During the consultation phase, IRMA planned and implemented in‑depth key informant interviews with staff from all partner organisations willing and available to participate, primarily through face‑to‑face meetings in Puerto Rico, complemented by online interviews with Oxfam staff in the United States and elsewhere. A perception survey, tailored separately for partners and Oxfam staff, was used to triangulate findings on the application of Oxfam’s local humanitarian leadership principles, such as partnership quality, gender justice, influencing, capacity sharing and funding practices. The evaluation also envisaged co‑developed case studies that would illustrate how partnership principles played out in practice over the life of the program.

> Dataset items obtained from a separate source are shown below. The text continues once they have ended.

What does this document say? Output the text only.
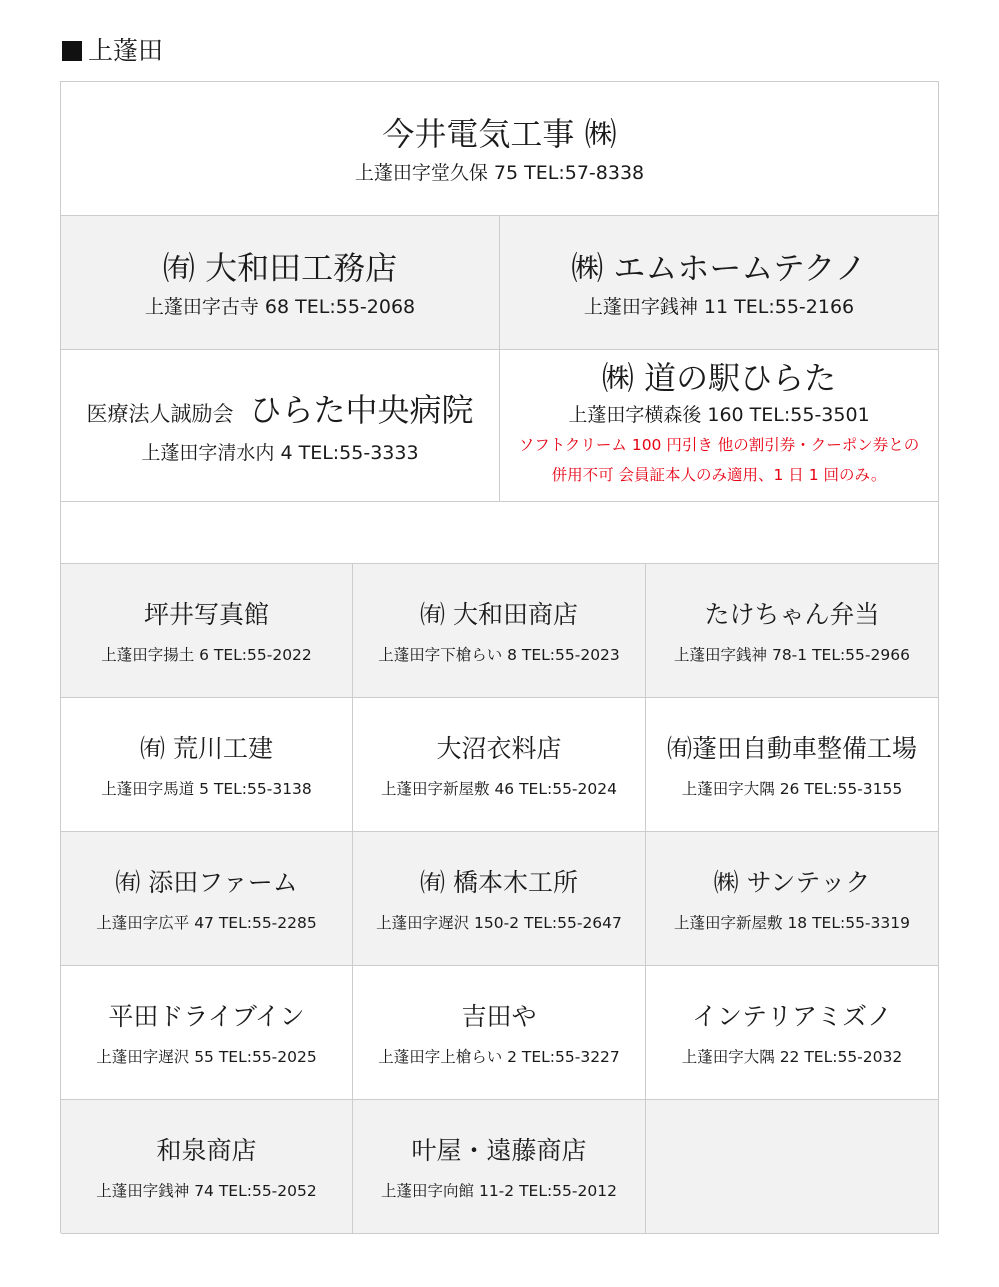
上蓬田
今井電気工事 ㈱
上蓬田字堂久保 75 TEL:57-8338
㈲ 大和田工務店
上蓬田字古寺 68 TEL:55-2068
㈱ エムホームテクノ
上蓬田字銭神 11 TEL:55-2166
医療法人誠励会 ひらた中央病院
上蓬田字清水内 4 TEL:55-3333
㈱ 道の駅ひらた
上蓬田字横森後 160 TEL:55-3501
ソフトクリーム 100 円引き 他の割引券・クーポン券との
併用不可 会員証本人のみ適用、1 日 1 回のみ。
坪井写真館
上蓬田字揚土 6 TEL:55-2022
㈲ 大和田商店
上蓬田字下槍らい 8 TEL:55-2023
たけちゃん弁当
上蓬田字銭神 78-1 TEL:55-2966
㈲ 荒川工建
上蓬田字馬道 5 TEL:55-3138
大沼衣料店
上蓬田字新屋敷 46 TEL:55-2024
㈲蓬田自動車整備工場
上蓬田字大隅 26 TEL:55-3155
㈲ 添田ファーム
上蓬田字広平 47 TEL:55-2285
㈲ 橋本木工所
上蓬田字遅沢 150-2 TEL:55-2647
㈱ サンテック
上蓬田字新屋敷 18 TEL:55-3319
平田ドライブイン
上蓬田字遅沢 55 TEL:55-2025
吉田や
上蓬田字上槍らい 2 TEL:55-3227
インテリアミズノ
上蓬田字大隅 22 TEL:55-2032
和泉商店
上蓬田字銭神 74 TEL:55-2052
叶屋・遠藤商店
上蓬田字向館 11-2 TEL:55-2012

IRMA’s approach included dedicated validation and learning spaces to ensure that emerging insights were interpreted jointly and translated into actionable recommendations. The team proposed an in‑person workshop in Spanish with Puerto Rican partners, as well as a virtual workshop in English for Oxfam staff and any partners able to connect, to review preliminary findings, refine conclusions and co‑create recommendations for future programming and exits. The evaluation’s final outputs were designed to inform Oxfam America’s internal strategies on local humanitarian leadership and feminist partnering, and to contribute learning to the wider humanitarian and development sector.
IRMA’s team for this assignment comprised Marilise Turnbull, Lezlie Morinière and Maricela Perryman.